Becca Koch '22 and O'Hara Diamond '23

Becca Koch ’22

Eating disorders affect high school and college athletes at a rate up to 3 times higher than those who don’t play sports according to the national eating disorder association. The percentage of those affected is even higher in weight based sports as well.
Registered dietician Bethany Matus said eating disorders are a broad spectrum which can be seen in many forms.
“They usually manifest with not having healthy bonds in relation to your body image and also in relation to how you view food,” Matus said. “It can manifest in places like restrictions either with calories or even with groups like deleting a whole food group out of the diet. For some people that can go the other way they can eat without being mindful of large quantities at one time. Exercise disorders occur when people are really obsessed with eating what they consider clean or healthy and feel like they have to compensate for the calories they eat by reaching a certain level of fitness.”
The warning signs of an eating disorder can be as varied as the types according to Matus.

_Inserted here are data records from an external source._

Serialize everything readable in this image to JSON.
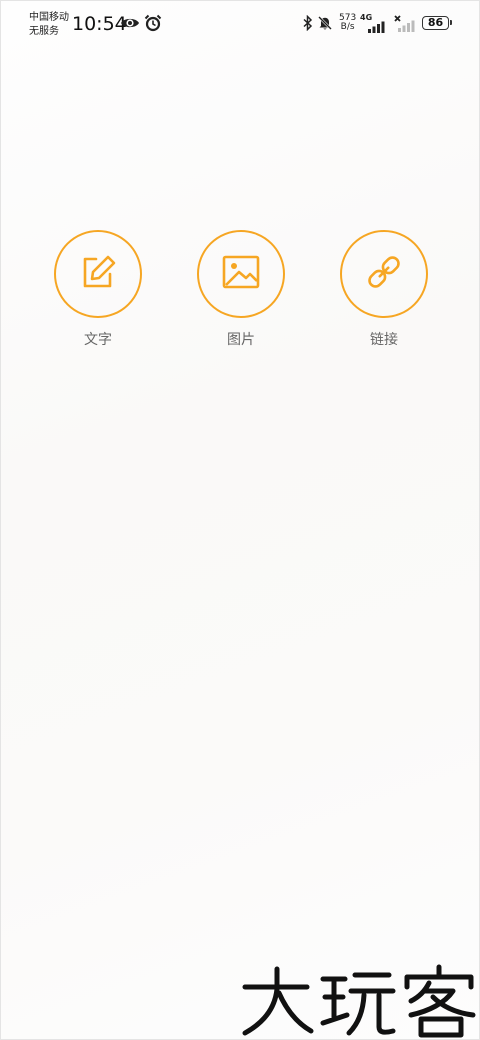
{
  "status_bar": {
    "carrier_line1": "中国移动",
    "carrier_line2": "无服务",
    "time": "10:54",
    "net_speed_value": "573",
    "net_speed_unit": "B/s",
    "network_type": "4G",
    "battery": "86",
    "icons": [
      "eye-icon",
      "alarm-icon",
      "bluetooth-icon",
      "mute-bell-icon",
      "signal-icon",
      "no-signal-icon"
    ]
  },
  "actions": [
    {
      "label": "文字",
      "icon": "edit-icon"
    },
    {
      "label": "图片",
      "icon": "image-icon"
    },
    {
      "label": "链接",
      "icon": "link-icon"
    }
  ],
  "accent_color": "#f6a623",
  "watermark": "大玩客"
}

“One is not eating carbohydrates or avoiding fat. That would be an indicator of that relationship with food is like and in high school it’s really not healthy behavior,” Matus said. “Overtraining, like any more than once (a day) or more that is recommended by the coach. Definitely things like Shin splints or stress fractures can also be an indicator that people aren’t eating enough.”

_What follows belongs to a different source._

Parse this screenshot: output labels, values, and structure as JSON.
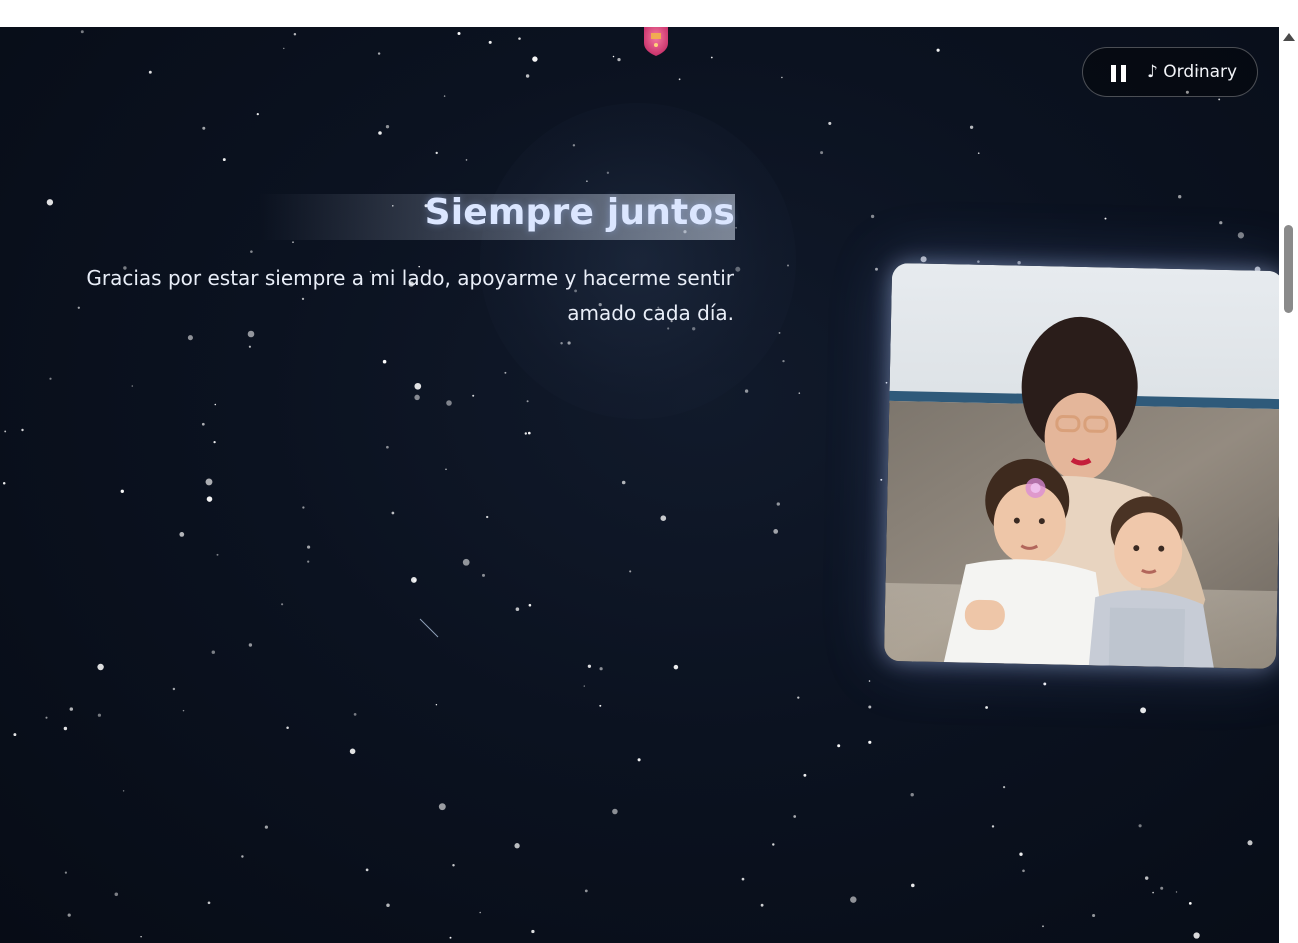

Wrestling is a weight-based sport, where athletes compete against similar weights which according to Brandon Southers ’23 can sometimes promote an unhealthy painting of health because it can lead to dieting to fit into a certain weight.
“Some people can lose matches and feel horrible, causing them to get depressed and stuff which I find to be not right,” Southers said. “If someone loses a match, they need to know how they messed up and practice it multiple times so they know not to get taken down in that way again.”
According to field hockey coach Jessie Rouleau, athletes having a positive body image and relationship with food helps athletes perform their best.
“In the field hockey program I try to encourage healthy body image by using expressions like “every body is different,” Rouleau said. “There’s no one ideal body type for athletics and exercise.s far as eating disorders specifically, my goal is to always encourage a healthy, complex diet and lots of fluid to hydrate, and rest. If a player has not eaten before trainings, I take a second to speak to them about the importance of fueling your body for performance.”
Wrestler Lukas Baer ’22 said in weight-based sports it’s incredibly important to stay healthy. His coaches play a large role in helping determine healthy weights for athletes while also making sure they are taking care of themselves.
“We look at our weights and see where we are able to wrestle and someone might need to drop or gain 5 pounds but that’s it,” Baer said. “Usually because the person wants to wrestle (in a certain weight division) but we do it in a safe way (over a few days). We ask a coach for advice. It’s not dangerous, as long as you’re not taking anything that will make you sick.”
Baer said it’s important to him to focus on being healthy in wrestling by talking to professionals, not being at a certain weight.
“We often go to the trainer,” Baer said “We would like to ask them what would be healthier to drop to. We want to be safe with the stuff we’re doing.”
Matus said teenagers need proper nutrition, and not following eating right now will have long lasting impacts throughout the rest of their life.
“Your bodies are changing very quickly,” Matus said “Their number one job right now is growth and development. The different nutrients we need directly impact that, like carbohydrates are the body’s main source of energy, they fuel the brain and central nervous system. So if you’re older, restricting calories and you’re not getting enough protein or carbs, then you could be breaking down your muscles as you’re using them so then you’re not able to keep them healthy and repaired.”
To those who are struggling with an unhealthy relationship with food, Matus recommends they talk to a dietician or trusted adult to help them.
“In general, it’s hard to be a teenager,” Matus said. “You don’t want to live the rest of your life with a bad relationship with food. It’s more than just nutrition. Because it’s social, because it’s cultural ,because we enjoy it and those are all good and valid reasons for eating. I encourage anyone who feels that they could make some progress there to reach out to an adult.”